Senior executives from the Kroger Co. have met with senior officials at Chinese ecommerce and technology company Alibaba Group Holding Ltd., the world’s largest retailer and one of its largest Internet companies, the New York Post reported, citing multiple sources. The news follows speculation that the Cincinnati-based grocer is considering purchasing durables ecommerce business Overstock.com and ecommerce club-store startup Boxed.
While the exact subject matter of the meetings is unknown, a report in a Chinese government press release claimed that Alibaba has teamed with Kroger to “speed up the integration of online and offline sales.”
Although the meetings were not at CEO level, and Kroger is one of many U.S. companies holding initial discussions with the ecommerce giant, the grocer could make a prime partner for Alibaba, which has been making an “aggressive push” into working with companies in the United States and Canada, Reuters reported.
One food retailer Alibaba backs abroad is Hema Xiansheng, which the Post said is at the “forefront of technology,” serving as a warehouse and distribution center for online sales, and delivering items in as few as 30 minutes within 2 miles of a store – not a far cry from Amazon’s Prime Now delivery service. Also similar to Amazon, Alibaba operates cashierless stores with technology similar to Amazon Go stores.
The news was revealed just days after Amazon opened its Amazon Go concept to the public following a 10-month delay, and roughly five months since Amazon completed its acquisition of Austin, Texas-based natural grocer Whole Foods Market, which has hurt Kroger’s stock performance.
It’s worth noting not only that is Kroger the largest grocery company in the United States, but also that Alibaba is gigantic, at nearly four times the gross merchandise volume of the Seattle-based ecommerce behemoth. Therefore, Alibaba can merchandise to Kroger, allowing the grocer to enter new merchandise categories, said Erich Joachimsthaler, CEO of Vivaldi, a New York-based brand strategy firm.
Moreover, Alibaba can offer Kroger innovations that work in its physical stores in China – such as its Amazon Go-like technology, which would provide a leg up since Amazon itself arguably still has flaws in its own in-store technology that it needs to work out.
What Americans might not know is that even though Amazon now owns Whole Foods and has opened a number of physical bookstores and its own Amazon Go store to the public in the United States, Alibaba has penetrated physical retail in China far more deeply than Amazon has here. If Alibaba can apply its experience advantage through Kroger in the United States, then an Alibaba-Kroger partnership would pose a significant threat to Amazon.
“This will help Kroger to leapfrog both Amazon and Walmart,” Joachimsthaler asserted. “This partnership blunts the Amazon efforts into groceries.”
And while the news angle Stateside is on how such a partnership could help Kroger become a significant threat to Amazon domestically, the angle abroad is on how Kroger’s operations and expertise could help Alibaba keep out of physical retail in China. In addition to the two being able to share rich customer data and insights, Alibaba has a local supermarket chain in China that Kroger could integrate with.

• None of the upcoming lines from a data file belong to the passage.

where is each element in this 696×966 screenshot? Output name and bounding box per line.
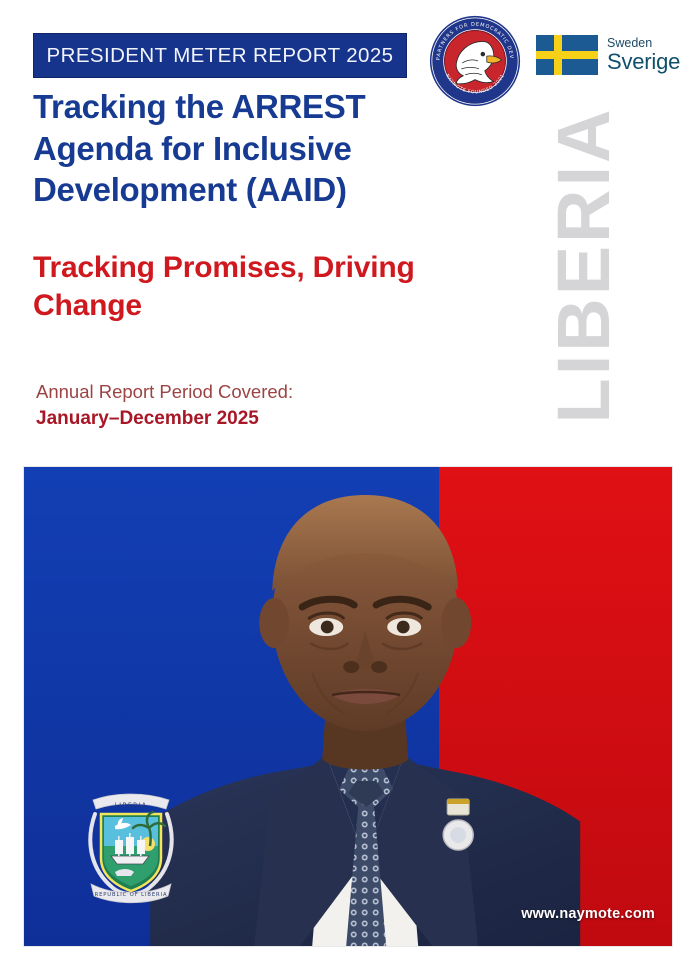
report-period-value: January–December 2025 (36, 406, 466, 431)
page-subtitle: Tracking Promises, Driving Change (33, 249, 463, 325)
svg-text:REPUBLIC OF LIBERIA: REPUBLIC OF LIBERIA (95, 892, 168, 898)
liberia-watermark: LIBERIA (547, 65, 621, 465)
sweden-logo: Sweden Sverige (536, 29, 684, 81)
sweden-label-sv: Sverige (607, 51, 680, 73)
president-portrait: LIBERIA (24, 467, 672, 946)
svg-text:LIBERIA: LIBERIA (115, 802, 148, 809)
report-period-label: Annual Report Period Covered: (36, 380, 466, 405)
report-banner: PRESIDENT METER REPORT 2025 (33, 33, 407, 78)
page-title: Tracking the ARREST Agenda for Inclusive… (33, 86, 463, 211)
president-figure (150, 467, 580, 946)
liberia-coat-of-arms-icon: LIBERIA (71, 784, 191, 904)
report-banner-label: PRESIDENT METER REPORT 2025 (47, 44, 394, 68)
sweden-flag-icon (536, 35, 598, 75)
report-cover-page: LIBERIA PRESIDENT METER REPORT 2025 NAYM… (0, 0, 696, 966)
sweden-label-en: Sweden (607, 37, 680, 50)
website-url[interactable]: www.naymote.com (521, 906, 655, 922)
report-period: Annual Report Period Covered: January–De… (36, 380, 466, 431)
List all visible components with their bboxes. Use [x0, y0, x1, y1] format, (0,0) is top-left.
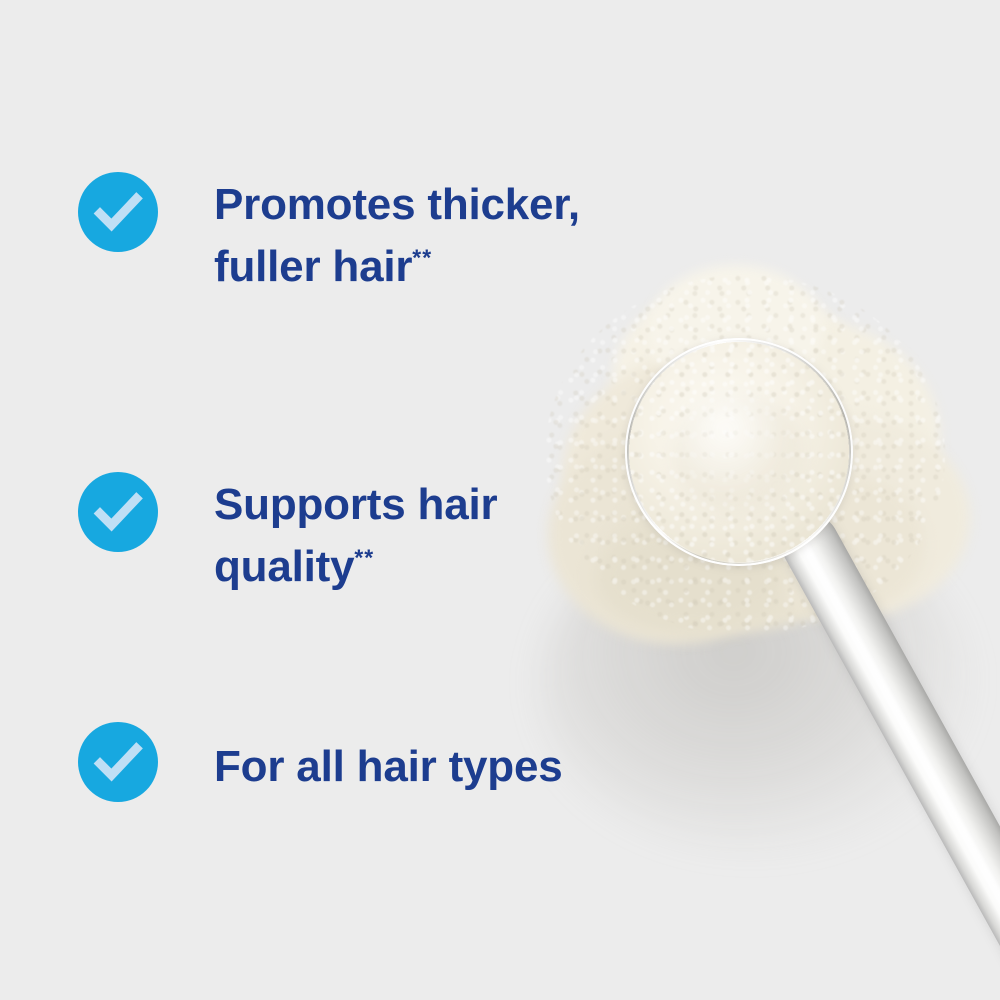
- check-circle-icon: [78, 172, 158, 252]
- benefit-label-2: Supports hair quality: [214, 480, 497, 591]
- benefit-item-2: Supports hair quality**: [78, 472, 497, 599]
- benefit-item-1: Promotes thicker, fuller hair**: [78, 172, 580, 299]
- benefit-footnote-marker-1: **: [412, 245, 432, 271]
- benefit-text-1: Promotes thicker, fuller hair**: [214, 172, 580, 299]
- product-benefits-image: TBSP Promotes thicker, fuller hair** S: [0, 0, 1000, 1000]
- benefit-text-2: Supports hair quality**: [214, 472, 497, 599]
- benefits-list: Promotes thicker, fuller hair** Supports…: [0, 0, 620, 1000]
- benefit-label-1: Promotes thicker, fuller hair: [214, 180, 580, 291]
- check-circle-icon: [78, 472, 158, 552]
- scoop-bowl: [625, 338, 853, 566]
- benefit-item-3: For all hair types: [78, 722, 563, 802]
- benefit-footnote-marker-2: **: [354, 545, 374, 571]
- benefit-label-3: For all hair types: [214, 742, 563, 791]
- scoop-rim: [625, 338, 853, 566]
- benefit-text-3: For all hair types: [214, 722, 563, 798]
- check-circle-icon: [78, 722, 158, 802]
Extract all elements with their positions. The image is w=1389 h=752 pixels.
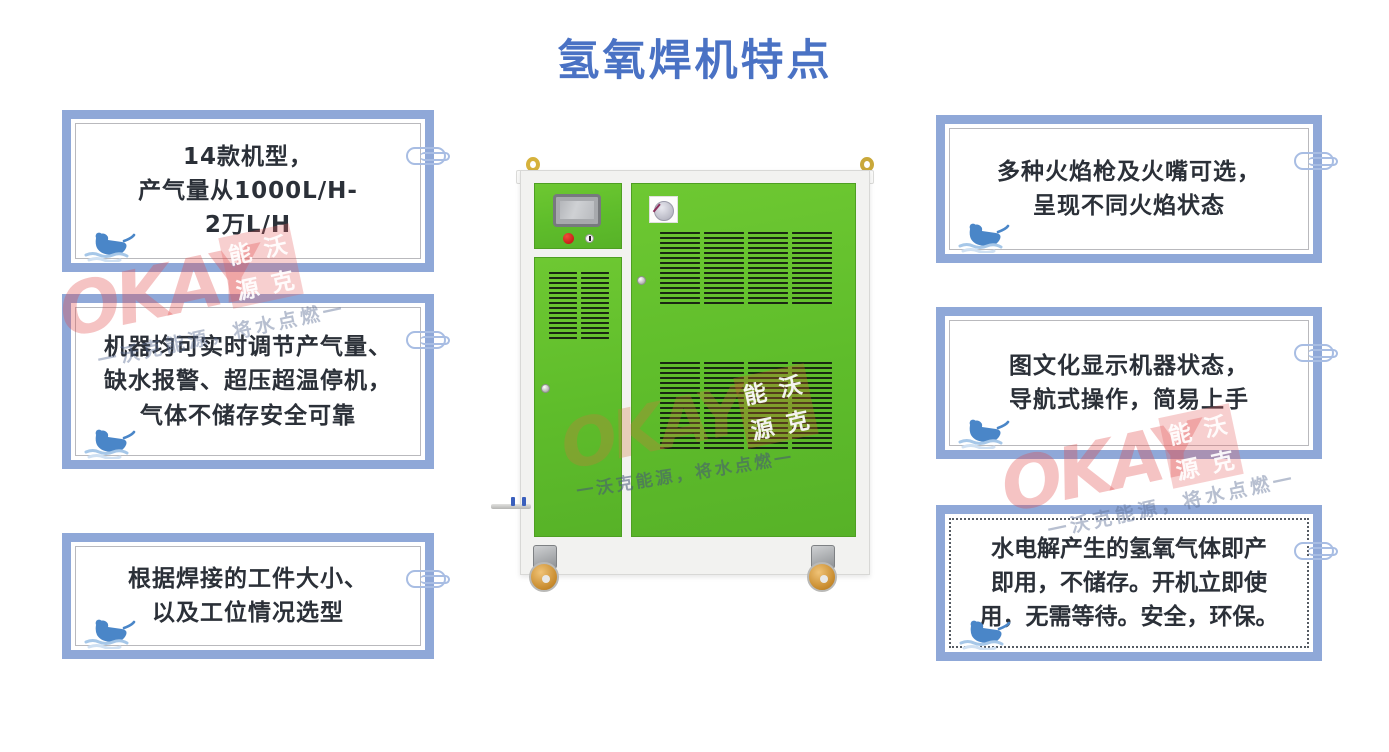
feature-box-graphic-status-display[interactable]: 图文化显示机器状态， 导航式操作，简易上手: [936, 307, 1322, 459]
ventilation-louvers-upper: [660, 232, 832, 304]
caster-wheel-left: [528, 545, 562, 593]
feature-line: 产气量从1000L/H-: [90, 174, 406, 208]
page-title: 氢氧焊机特点: [0, 38, 1389, 85]
left-cabinet-door[interactable]: [534, 257, 622, 537]
feature-line: 缺水报警、超压超温停机，: [90, 364, 406, 398]
feature-line: 2万L/H: [90, 208, 406, 242]
emergency-stop-button[interactable]: [563, 233, 574, 244]
caster-wheel-right: [806, 545, 840, 593]
feature-line: 导航式操作，简易上手: [964, 383, 1294, 417]
feature-text: 多种火焰枪及火嘴可选， 呈现不同火焰状态: [950, 155, 1308, 223]
feature-box-inner-frame: 图文化显示机器状态， 导航式操作，简易上手: [949, 320, 1309, 446]
feature-box-inner-frame: 水电解产生的氢氧气体即产 即用，不储存。开机立即使 用，无需等待。安全，环保。: [949, 518, 1309, 648]
hmi-display[interactable]: [553, 194, 601, 227]
feature-box-inner-frame: 多种火焰枪及火嘴可选， 呈现不同火焰状态: [949, 128, 1309, 250]
feature-line: 根据焊接的工件大小、: [90, 562, 406, 596]
right-cabinet-door[interactable]: [631, 183, 856, 537]
ventilation-louvers-left: [549, 272, 609, 339]
feature-text: 水电解产生的氢氧气体即产 即用，不储存。开机立即使 用，无需等待。安全，环保。: [951, 532, 1307, 634]
feature-text: 14款机型， 产气量从1000L/H- 2万L/H: [76, 140, 420, 242]
feature-line: 图文化显示机器状态，: [964, 349, 1294, 383]
pressure-gauge: [649, 196, 678, 223]
door-latch-right[interactable]: [637, 276, 646, 285]
oxyhydrogen-welding-machine: [470, 150, 930, 620]
feature-box-realtime-control-safety[interactable]: 机器均可实时调节产气量、 缺水报警、超压超温停机， 气体不储存安全可靠: [62, 294, 434, 469]
machine-cabinet: [520, 170, 870, 575]
duck-icon: [958, 415, 1012, 449]
door-latch-left[interactable]: [541, 384, 550, 393]
feature-text: 机器均可实时调节产气量、 缺水报警、超压超温停机， 气体不储存安全可靠: [76, 330, 420, 432]
selector-knob[interactable]: [585, 234, 594, 243]
feature-line: 即用，不储存。开机立即使: [965, 566, 1293, 600]
feature-box-models-capacity[interactable]: 14款机型， 产气量从1000L/H- 2万L/H: [62, 110, 434, 272]
feature-text: 根据焊接的工件大小、 以及工位情况选型: [76, 562, 420, 630]
feature-line: 气体不储存安全可靠: [90, 399, 406, 433]
feature-line: 机器均可实时调节产气量、: [90, 330, 406, 364]
feature-box-instant-generation-safety[interactable]: 水电解产生的氢氧气体即产 即用，不储存。开机立即使 用，无需等待。安全，环保。: [936, 505, 1322, 661]
feature-line: 呈现不同火焰状态: [964, 189, 1294, 223]
feature-line: 多种火焰枪及火嘴可选，: [964, 155, 1294, 189]
feature-box-inner-frame: 机器均可实时调节产气量、 缺水报警、超压超温停机， 气体不储存安全可靠: [75, 307, 421, 456]
feature-box-model-selection[interactable]: 根据焊接的工件大小、 以及工位情况选型: [62, 533, 434, 659]
water-valve-fitting: [491, 497, 533, 513]
feature-line: 以及工位情况选型: [90, 596, 406, 630]
duck-icon: [958, 219, 1012, 253]
ventilation-louvers-lower: [660, 362, 832, 449]
feature-text: 图文化显示机器状态， 导航式操作，简易上手: [950, 349, 1308, 417]
control-panel[interactable]: [534, 183, 622, 249]
feature-line: 14款机型，: [90, 140, 406, 174]
feature-box-inner-frame: 根据焊接的工件大小、 以及工位情况选型: [75, 546, 421, 646]
feature-line: 用，无需等待。安全，环保。: [965, 600, 1293, 634]
feature-line: 水电解产生的氢氧气体即产: [965, 532, 1293, 566]
feature-box-inner-frame: 14款机型， 产气量从1000L/H- 2万L/H: [75, 123, 421, 259]
feature-box-torch-nozzle-options[interactable]: 多种火焰枪及火嘴可选， 呈现不同火焰状态: [936, 115, 1322, 263]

“Perhaps Kroger is looking for a way to extend their brand franchise into China and partner with Alibaba in a similar way as Amazon and Whole Foods?” asked Jim Fosina, CEO of Fosina Marketing Group, a Danbury, Conn.-based marketing firm.
It’s known that Amazon wishes to enter the Chinese market. If Alibaba connected with Kroger, it would be possible for the Chinese company to learn from the U.S. grocer – and build its own version of Amazon Go stores in China. This could shut Amazon out of that market before its develops a foothold – as it has done in the United States with its Whole Foods acquisition.